Siping's urban core has only about 572,300 residents, yet the wider municipality pushed 4.901 million tonnes of grain out of the black-soil belt in 2024 through a city anchored by one of China's 18 freight-marshalling yards. That is the first thing standard city descriptions miss. GeoNames still shows 555,609 people for the city proper, but the more important fact is functional, not demographic: Siping's real job is to keep soil fertility, corn quality, and outbound transport working together.
Provincial and local materials show how deliberate that has become. Siping promotes itself as China's high-quality corn capital, and the city's black-soil program expanded the Lishu Mode of conservation farming to 6.2992 million mu in 2024. After 15 years of use in core demonstration plots, local officials report worm counts above 120 per square metre, fertilizer use down by more than 100 kilograms per hectare, and yields up by more than 10 percent. This is not nostalgic farming. It is ecosystem engineering at regional scale: public policy, agronomy, and machinery all bent toward preserving the medium that makes later output possible.
Source-sink dynamics do the rest.

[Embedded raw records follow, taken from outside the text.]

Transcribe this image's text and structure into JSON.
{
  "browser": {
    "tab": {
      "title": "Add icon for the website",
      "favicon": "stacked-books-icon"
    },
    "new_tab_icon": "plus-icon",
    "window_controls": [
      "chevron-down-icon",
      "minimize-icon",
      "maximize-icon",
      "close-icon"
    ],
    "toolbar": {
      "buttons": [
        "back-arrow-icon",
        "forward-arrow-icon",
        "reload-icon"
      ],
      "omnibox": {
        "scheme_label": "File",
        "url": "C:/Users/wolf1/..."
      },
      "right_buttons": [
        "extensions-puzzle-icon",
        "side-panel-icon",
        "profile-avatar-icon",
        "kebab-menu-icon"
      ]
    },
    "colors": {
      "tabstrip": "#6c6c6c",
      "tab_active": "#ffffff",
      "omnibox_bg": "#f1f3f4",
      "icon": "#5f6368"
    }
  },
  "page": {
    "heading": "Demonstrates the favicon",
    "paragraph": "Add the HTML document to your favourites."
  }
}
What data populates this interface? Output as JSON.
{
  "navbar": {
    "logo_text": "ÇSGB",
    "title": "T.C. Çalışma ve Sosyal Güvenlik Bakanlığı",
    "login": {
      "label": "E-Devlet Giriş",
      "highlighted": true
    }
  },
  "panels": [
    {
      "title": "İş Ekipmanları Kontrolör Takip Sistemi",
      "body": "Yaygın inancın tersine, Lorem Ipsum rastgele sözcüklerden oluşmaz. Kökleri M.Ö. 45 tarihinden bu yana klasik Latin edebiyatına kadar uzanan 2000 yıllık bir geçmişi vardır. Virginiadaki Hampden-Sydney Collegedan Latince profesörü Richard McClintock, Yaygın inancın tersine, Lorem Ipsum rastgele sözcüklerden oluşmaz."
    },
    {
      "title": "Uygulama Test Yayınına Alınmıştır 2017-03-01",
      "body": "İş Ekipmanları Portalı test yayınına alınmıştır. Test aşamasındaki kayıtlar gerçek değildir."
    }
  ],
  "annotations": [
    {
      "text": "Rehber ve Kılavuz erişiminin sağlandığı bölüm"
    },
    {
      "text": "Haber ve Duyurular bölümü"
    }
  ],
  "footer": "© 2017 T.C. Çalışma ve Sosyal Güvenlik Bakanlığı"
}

Because Siping Station is a national marshalling yard, grain and farm products do not just grow here; they are sorted, concentrated, and sent onward to processors and consumers. Resource allocation remains decisive because 31.3 percent of the wider city's GDP still comes from primary industry, far above the norm for an urban China story. Siping keeps directing land, logistics, and policy attention toward the black-soil machine instead of betting everything on flashier sectors.
An earthworm is the right biological parallel. It is easy to overlook, but it raises the productivity of everything above it by improving the substrate itself. Siping works the same way. Strong systems spend money on the substrate that keeps output possible; this city does that with soil and rail. Its importance does not start with skyline or consumer glamour. It starts with keeping one of China's most valuable agricultural ecologies fertile and connected.
Siping extended the Lishu black-soil conservation model to 6.2992 million mu in 2024, and the approach now influences farmland far beyond the city.